How often do we hear the phrase “high hopes” in the same sentence with “New Jersey”? That’s right. Rarely, if at all. Yet, with Bruce Springsteen’s latest album “High Hopes,” released Jan. 14, we’ve finally been given the chance.

The album, co-produced by Springsteen, Ron Aniello and Brendan O’Brien, is expected to reach No. 1 on the Billboard 200 chart, which would mark Springsteen’s 11th album to do so. Currently, he’s tied for third place with Elvis Presley for most No. 1 albums, one away from Jay-Z and two behind The Beatles. (By the time of publication, the top 10 will have been announced.)

Not all of the the record is new. Springsteen said about the music, “It’s some of our best unreleased material from the past decade.” And he definitely isn’t wrong.

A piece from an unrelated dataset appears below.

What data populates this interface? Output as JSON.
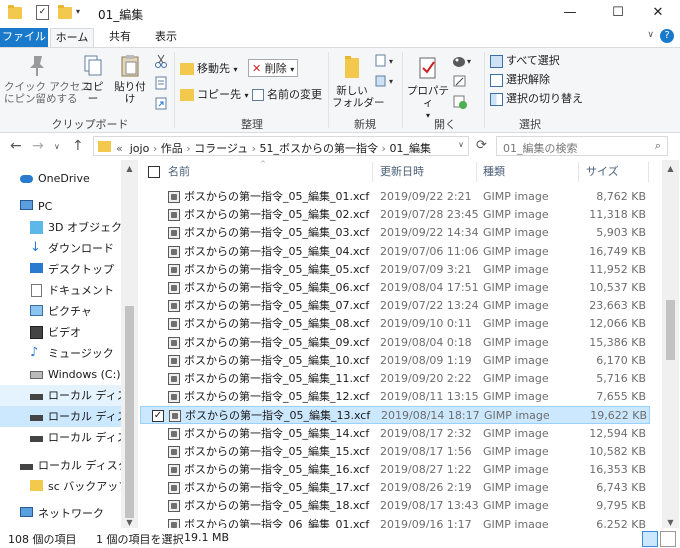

The album is riddled with the New Jersey noir that we’ve come to expect from Springsteen and his E-Street band. The album-titled single “High-Hopes” is a multi-layered, high-octane track of trash-can percussions, garbled guitar licks, and a horn section reminiscent of a Bob Seger tune. The Grand Theft Auto type theme-song “Harry’s Place” reminds us that Springsteen’s guitarist, Van Zant, co-starred in “The Sopranos.” Also featured on the album is guitarist Tom Morello and since deceased E-Street members Clarence Clemons and Danny Federici.

“Down in the Hole,” a ballad that opens with the sounds of iron being struck, steam rolling in and a blues diva setting the mood, precedes the sermon-like song “Heaven’s Wall.” The placement of these two tracks is interesting as it calls attention to Tom Waits’ “Way Down in the Hole,” best known for its inclusion in the opening montage of the popular HBO drama “The Wire.” And “The Ghost of Tom Joad,” presumably a tune never released on the 1995 album with the same name, is a devilish cowboy tale of the fictional character Tom Joad of John Steinbeck’s “Grapes of Wrath.”

Each track is riddled with points of nostalgia that reference Springsteen’s career, influences and other moments of pop culture. Considering this is his 18th album to date, it becomes difficult to insert this one within his already existing canon, except to say that this album is Springsteen doing what Springsteen does best.